The class-action suit, currently made up of 425 employees, alleges that the Plano, Texas-based lender failed to adhere to Worker Adjustment and Retraining Notification (WARN) requirements when it laid employees off “without cause” or notice in June. Soon after, the company declared bankruptcy.

Per the WARN Act, employers are required to provide written notice to employees at least 60 calendar days in advance of a mass layoff, though some exceptions do exist. 

Plaintiffs of the class-action suit – which was given a green light by Judge Craig T. Goldblatt of the U.S. Bankruptcy Court for the District of Delaware on Jan. 11— claim that their employer’s violation of the WARN Act entitles them to receive damages from the lender, including “unpaid wages, salary, commissions, bonuses and accrued holiday pay.”

FGMC declined to comment.

In June, FGMC explained that the layoffs were a result of “significant operating losses and cash-flow challenges due to unforeseen historical adverse market conditions for the mortgage lending industry.”

Soon after, FGMC and its affiliate, Maverick II Holdings LLC, announced that they would be filing for bankruptcy and seeking Chapter 11 protection.

The class action lawsuit was originally filed on June 30, 2022. Plaintiffs claimed that the lender “carried out mass layoffs and/or plant closings at its facilities in April 2022 and later on June 24, 2022, terminating hundreds of its employees without cause and without 60 days’ notice.”

Three months later, FGMC denied violating the WARN Act.

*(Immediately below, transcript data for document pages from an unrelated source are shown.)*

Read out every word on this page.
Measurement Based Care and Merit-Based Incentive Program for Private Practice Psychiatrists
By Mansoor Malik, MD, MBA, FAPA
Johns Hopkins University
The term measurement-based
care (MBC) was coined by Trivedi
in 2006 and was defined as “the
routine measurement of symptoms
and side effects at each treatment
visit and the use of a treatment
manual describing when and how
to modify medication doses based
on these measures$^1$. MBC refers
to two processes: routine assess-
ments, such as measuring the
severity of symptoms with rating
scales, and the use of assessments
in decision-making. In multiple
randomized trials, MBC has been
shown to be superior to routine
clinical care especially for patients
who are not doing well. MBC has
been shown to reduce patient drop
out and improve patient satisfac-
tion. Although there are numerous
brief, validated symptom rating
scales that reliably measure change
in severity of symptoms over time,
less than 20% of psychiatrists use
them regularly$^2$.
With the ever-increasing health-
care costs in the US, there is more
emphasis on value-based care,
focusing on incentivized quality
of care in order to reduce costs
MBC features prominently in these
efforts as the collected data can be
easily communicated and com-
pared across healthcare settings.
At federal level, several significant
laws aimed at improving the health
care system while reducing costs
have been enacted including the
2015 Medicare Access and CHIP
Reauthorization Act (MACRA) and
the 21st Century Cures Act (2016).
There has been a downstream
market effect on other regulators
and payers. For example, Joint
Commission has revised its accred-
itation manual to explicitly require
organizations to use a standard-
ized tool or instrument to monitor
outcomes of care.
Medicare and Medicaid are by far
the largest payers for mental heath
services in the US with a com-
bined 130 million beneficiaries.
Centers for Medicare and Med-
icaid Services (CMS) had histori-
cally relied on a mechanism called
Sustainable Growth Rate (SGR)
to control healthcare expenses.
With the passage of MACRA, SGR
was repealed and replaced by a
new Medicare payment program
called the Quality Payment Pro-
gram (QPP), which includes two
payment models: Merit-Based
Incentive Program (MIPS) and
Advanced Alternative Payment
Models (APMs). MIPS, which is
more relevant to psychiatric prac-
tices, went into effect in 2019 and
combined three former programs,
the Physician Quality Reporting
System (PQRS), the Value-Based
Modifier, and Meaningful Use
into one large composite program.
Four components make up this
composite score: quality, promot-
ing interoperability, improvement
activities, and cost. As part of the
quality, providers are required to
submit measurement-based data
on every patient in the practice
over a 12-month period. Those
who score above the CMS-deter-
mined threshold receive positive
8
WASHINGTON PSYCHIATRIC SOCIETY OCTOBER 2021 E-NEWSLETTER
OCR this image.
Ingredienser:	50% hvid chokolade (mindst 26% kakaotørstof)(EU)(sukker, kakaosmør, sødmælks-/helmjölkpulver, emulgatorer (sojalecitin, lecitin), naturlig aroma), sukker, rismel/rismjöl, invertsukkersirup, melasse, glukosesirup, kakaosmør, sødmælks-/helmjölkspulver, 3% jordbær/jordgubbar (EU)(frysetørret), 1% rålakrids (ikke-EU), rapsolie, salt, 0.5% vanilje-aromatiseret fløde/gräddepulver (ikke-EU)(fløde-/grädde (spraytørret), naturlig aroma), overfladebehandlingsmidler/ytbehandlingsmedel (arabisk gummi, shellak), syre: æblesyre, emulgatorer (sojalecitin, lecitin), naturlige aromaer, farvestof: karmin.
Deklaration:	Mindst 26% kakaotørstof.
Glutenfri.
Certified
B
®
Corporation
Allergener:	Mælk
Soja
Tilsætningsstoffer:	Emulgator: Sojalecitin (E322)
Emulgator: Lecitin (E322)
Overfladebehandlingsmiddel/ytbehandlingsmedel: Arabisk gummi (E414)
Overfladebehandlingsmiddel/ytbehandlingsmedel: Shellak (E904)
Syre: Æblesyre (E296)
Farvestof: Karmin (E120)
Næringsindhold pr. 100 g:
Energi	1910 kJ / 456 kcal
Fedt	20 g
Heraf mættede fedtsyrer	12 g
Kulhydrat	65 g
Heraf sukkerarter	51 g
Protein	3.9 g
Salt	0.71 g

The lender said it acted in good faith and that FGMC is not liable due to “unforeseeable business circumstances” and “faltering company” exceptions under the WARN Act.

Exceptions to the WARN Act’s 60-day notice period include a natural disaster, a faltering company scenario, and unforeseen business circumstances.  First Guaranty Mortgage Corp. in a WARN cited an unsuccessful effort to obtain funding before its June bankruptcy. 

Per the class action suit, FGMC has 10 business days to provide the class counsel with an electronic spreadsheet containing the names and known addresses of former employees. Those contacted have 35 days to opt out of the class action suit.

Lori Buckley, Gayle Zech, Roberta Martinez, Jennifer Jackson and James Davies, who filed the original class-action suit, will serve as representative of all employees involved.